Choć był to okres wzmożonego wykorzystania sieci telekomunikacyjnych, to w II kwartale br. tylko Orange Polska i Netia wykażą wzrost skonsolidowanych przychodów – wynika z prognoz biur maklerskich zebranych przez „Parkiet". Niemal wszystkie grupy telekomunikacyjne – znowu z wyjątkiem Netii i Orange, gdzie mamy efekt rozwiązania rezerwy – zanotowały spadki zysków – uważają analitycy. Specjaliści są przy tym zgodni, że inwestorzy będą większą wagę przykładać do komentarzy zarządów operatorów nt. monetyzacji lub sprzedaży aktywów infrastrukturalnych.
Czy światłowód zaskoczy
Zaczyna się okres publikacji wyników za II kwartał br. przez spółki należące do najbardziej interesujących inwestorów sektorów – telekomunikacji. Jako pierwsza już w tym tygodniu dane pokaże grupa Orange Polska. Średnia prognoz 11 biur maklerskich zebranych przez nas wskazuje, że telekom ten zanotować mógł w tym czasie 2,78 mld zł przychodów, 716 mln zł EBITDAal (zysk operacyjny powiększony o amortyzację i koszty leasingu) i 50 mln zł zysku netto. W porównaniu z wynikami sprzed roku oznacza to odpowiednio wzrost o 0,6 proc., 7,5 proc. i spadek o ponad 9 proc. Wzrost EBITDAal to jednak efekt rozwiązania rezerwy na koszty wynagrodzeń pracowniczych.

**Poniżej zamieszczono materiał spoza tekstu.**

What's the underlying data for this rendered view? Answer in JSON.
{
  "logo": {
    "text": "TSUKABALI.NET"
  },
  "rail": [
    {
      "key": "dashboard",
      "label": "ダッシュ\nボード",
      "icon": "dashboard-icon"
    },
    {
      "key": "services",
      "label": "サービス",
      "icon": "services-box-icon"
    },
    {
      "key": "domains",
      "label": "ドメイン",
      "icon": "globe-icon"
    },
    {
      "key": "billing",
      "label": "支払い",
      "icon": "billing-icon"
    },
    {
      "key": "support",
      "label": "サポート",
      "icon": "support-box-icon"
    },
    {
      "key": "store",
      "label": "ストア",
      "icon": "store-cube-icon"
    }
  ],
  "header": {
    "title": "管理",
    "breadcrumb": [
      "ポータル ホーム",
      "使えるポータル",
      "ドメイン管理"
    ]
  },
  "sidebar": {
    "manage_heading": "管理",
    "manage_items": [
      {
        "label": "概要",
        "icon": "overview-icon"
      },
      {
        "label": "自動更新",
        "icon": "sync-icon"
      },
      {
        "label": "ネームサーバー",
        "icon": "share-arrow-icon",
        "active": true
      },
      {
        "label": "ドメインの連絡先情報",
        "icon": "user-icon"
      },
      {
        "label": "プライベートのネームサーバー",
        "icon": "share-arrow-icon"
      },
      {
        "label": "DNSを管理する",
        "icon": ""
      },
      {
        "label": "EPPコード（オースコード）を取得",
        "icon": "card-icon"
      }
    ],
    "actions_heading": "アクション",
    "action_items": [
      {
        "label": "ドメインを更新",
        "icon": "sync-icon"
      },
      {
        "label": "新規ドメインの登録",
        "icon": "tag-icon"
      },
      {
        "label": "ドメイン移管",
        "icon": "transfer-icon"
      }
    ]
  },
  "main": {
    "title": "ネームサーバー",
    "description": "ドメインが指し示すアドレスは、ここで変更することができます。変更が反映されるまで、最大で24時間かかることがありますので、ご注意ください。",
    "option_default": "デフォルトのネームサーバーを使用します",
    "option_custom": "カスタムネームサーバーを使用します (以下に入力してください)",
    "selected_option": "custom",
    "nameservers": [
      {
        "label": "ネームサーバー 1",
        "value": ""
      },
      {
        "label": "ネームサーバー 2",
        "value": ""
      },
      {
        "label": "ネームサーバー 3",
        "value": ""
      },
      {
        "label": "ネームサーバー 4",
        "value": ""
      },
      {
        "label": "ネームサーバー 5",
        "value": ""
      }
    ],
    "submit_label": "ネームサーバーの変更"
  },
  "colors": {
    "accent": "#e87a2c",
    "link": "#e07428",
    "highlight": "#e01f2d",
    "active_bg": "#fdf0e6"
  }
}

Telekomowi, podobnie jak innym konkurentom, pomagało zapotrzebowanie na usługi komunikacyjne, ale szkodził miesiąc zamkniętych salonów w galeriach, a co za tym idzie – niższe wpływy ze sprzedaży smartfonów i innych urządzeń, i spadek przychodów z roamingu międzynarodowego. Jak pisaliśmy, także spółki IT należące do Orange Polska odczuły efekt epidemii.
Choć potencjalnie mógł to być owocny okres pod względem sprzedaży usługi światłowodowego dostępu do internetu, to analitycy nie spodziewają się, aby był to dla Orange Polska wyjątkowy okres żniw. Część uważa, że operator mógł przyłączyć netto nawet mniej użytkowników niż w I kwartale br. (czyli mniej niż 40 tys.).
– To raczej nie był wyjątkowy kwartał dla Orange pod względem sprzedaży światłowodu. Nie spodziewam się wystrzału – komentuje Jakub Viscardi, analityk Domu Maklerskiego BOŚ.